I’ve been hungry my whole life.  Hungry for more.  More was my mantra. 

I’m six years old and I’m in my living room.  I’m pulling the chairs from the dining table into the living room and arranging them facing together.  I take the pink chenille bedspread from my twin bed, drag it down the hall and put it over the top of the chairs and crawl inside the dark safe cocoon.  I’m alone.   I wish they would get up soon.  I want them to play with me. See me. Love me. 

The silence is interrupted only by the loud singular ticking of the clock, click, click, click and I crawl out of my cave to go into the kitchen to find a friend.   I find it on the Formica counter.   I open the soft rectangle package wrapped in shiny white plastic covered with balloons and promising Wonder.  Carefully and quietly, I remove two pieces of the soft fresh white bread and return to my sacred fort.   My little hands squeeze the bread into two balls, and I bite into the comforting, gummy, textured dough and chew and chew and chew while I wait and wait and wait.  As the minutes become an hour, I have retraced my steps to the kitchen many times and repeated the process of squishing the soft bread into hard little balls and shoving it into my little mouth, trying to fill the emptiness inside me.

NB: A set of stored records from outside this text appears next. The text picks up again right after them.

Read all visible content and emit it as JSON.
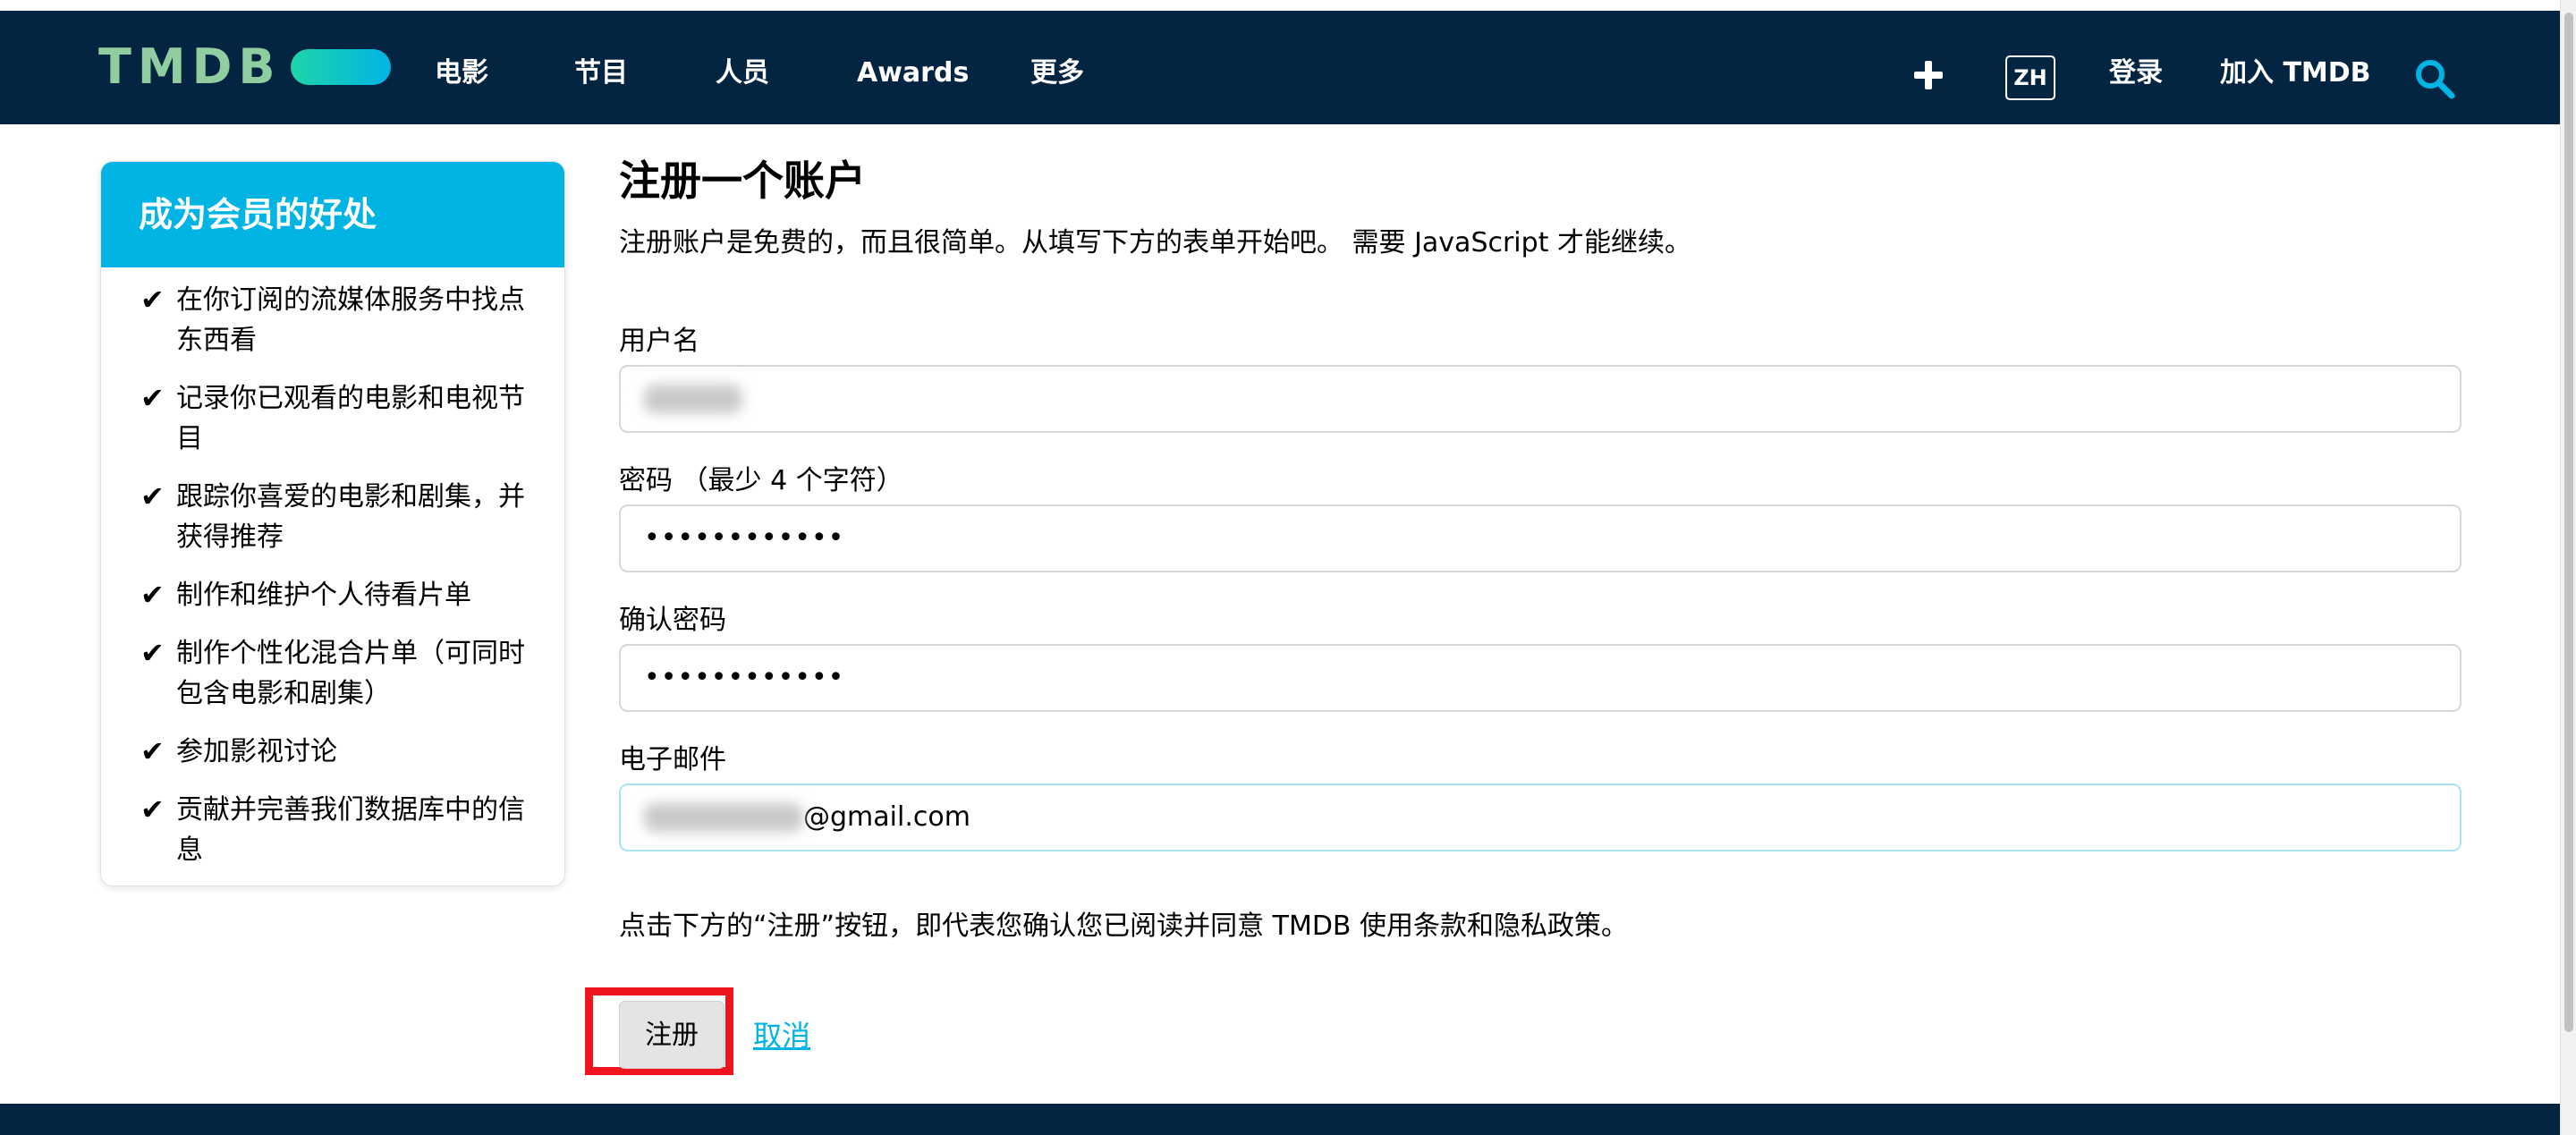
{
  "header": {
    "logo": "TMDB",
    "nav": [
      "电影",
      "节目",
      "人员",
      "Awards",
      "更多"
    ],
    "lang": "ZH",
    "login": "登录",
    "join": "加入 TMDB",
    "icons": [
      "plus-icon",
      "search-icon"
    ],
    "colors": {
      "bar": "#032541",
      "accent": "#01b4e4",
      "logo_green": "#90cea1"
    }
  },
  "sidebar": {
    "title": "成为会员的好处",
    "benefits": [
      "在你订阅的流媒体服务中找点东西看",
      "记录你已观看的电影和电视节目",
      "跟踪你喜爱的电影和剧集，并获得推荐",
      "制作和维护个人待看片单",
      "制作个性化混合片单（可同时包含电影和剧集）",
      "参加影视讨论",
      "贡献并完善我们数据库中的信息"
    ]
  },
  "form": {
    "title": "注册一个账户",
    "intro": "注册账户是免费的，而且很简单。从填写下方的表单开始吧。 需要 JavaScript 才能继续。",
    "username_label": "用户名",
    "password_label": "密码 （最少 4 个字符）",
    "password_value": "••••••••••••",
    "confirm_label": "确认密码",
    "confirm_value": "••••••••••••",
    "email_label": "电子邮件",
    "email_suffix": "@gmail.com",
    "terms": "点击下方的“注册”按钮，即代表您确认您已阅读并同意 TMDB 使用条款和隐私政策。",
    "register": "注册",
    "cancel": "取消"
  }
}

Weekend mornings were the time my mother, feeling guilty over having had me illegitimately at age 17, would attempt to appease my stepfather for the baggage that she brought into the marriage.  Namely me.  This is the time I was expected to fend for myself and leave them alone.   A latch key kid they called it. 

Returning home alone after school and letting myself in with the key hidden under the potted plant at the front door, doing chores until my mother returned from work.  Eating and watching TV alone until right before they were expected home, I would tear through the house emptying ash trays into trash cans, cleaning toilets, making beds and throwing dirty clothes into the overflowing hamper. 

Once my parents were home it was time to prepare for dinner and the happy family would gather round the table and talk about their day.  But those memories weren’t so happy.  Food wasn’t a comfort then.  I would listen to the bickering and the angry silence that followed it and I did not want to eat.  I had lost my appetite.  But I was forced to sit there until my plate was clean.  And sat I did, alone, after they had left the room leaving me with three quarters of a plate of barely touched stuffed bell peppers and peas that even the dog wouldn’t eat.

Food has always been my friend.  I’ve eaten when I’m hungry.  I’ve eaten when I’m not hungry.  Happy, sad, nervous, and depressed, food was always the answer for me.  In my early years the food did not show on my body.  I was blessed with a high metabolism and I was a skinny kid.  However, with puberty and birth control pills my body and my breasts exploded.  Everything I ate stuck on my hips and my stomach.  This was a problem I did not know how to handle.  But of course, my girlfriends did and they were happy to help.  Take this pill and you won’t be hungry at all.  

The good news about those pills is that they curbed my appetite, and they made me want to clean my apartment.   The bad news is that after all of that housework I could and would, still eat.

My journey took me to many dark places. I tried every commercial diet there was.  I tried psychologists.  I even tried an eating disorder rehab facility.  All of these worked for a minute.

Once I had the food under control and I was in a right-sized body I started getting attention from men.  I did not know how to handle this attention.  I felt vulnerable and exposed. To mask these feelings, I would spend money.  Money that I didn’t have.  Money to make myself feel better. Retail therapy.  Lunches, spas and trips with my girlfriends.  I often was the one treating others.  Buying their love and approval. The old adage “Spending money I didn’t have to impress people I didn’t like” applied. The money always came and yet left so quickly. 

What I learned is that a person with an addictive personality may present with one addiction, but when it is seemingly under control another one may crop up and take center stage. 

Moderation was not in my vocabulary.  If one was good, five were better.  This applied to men, money & food.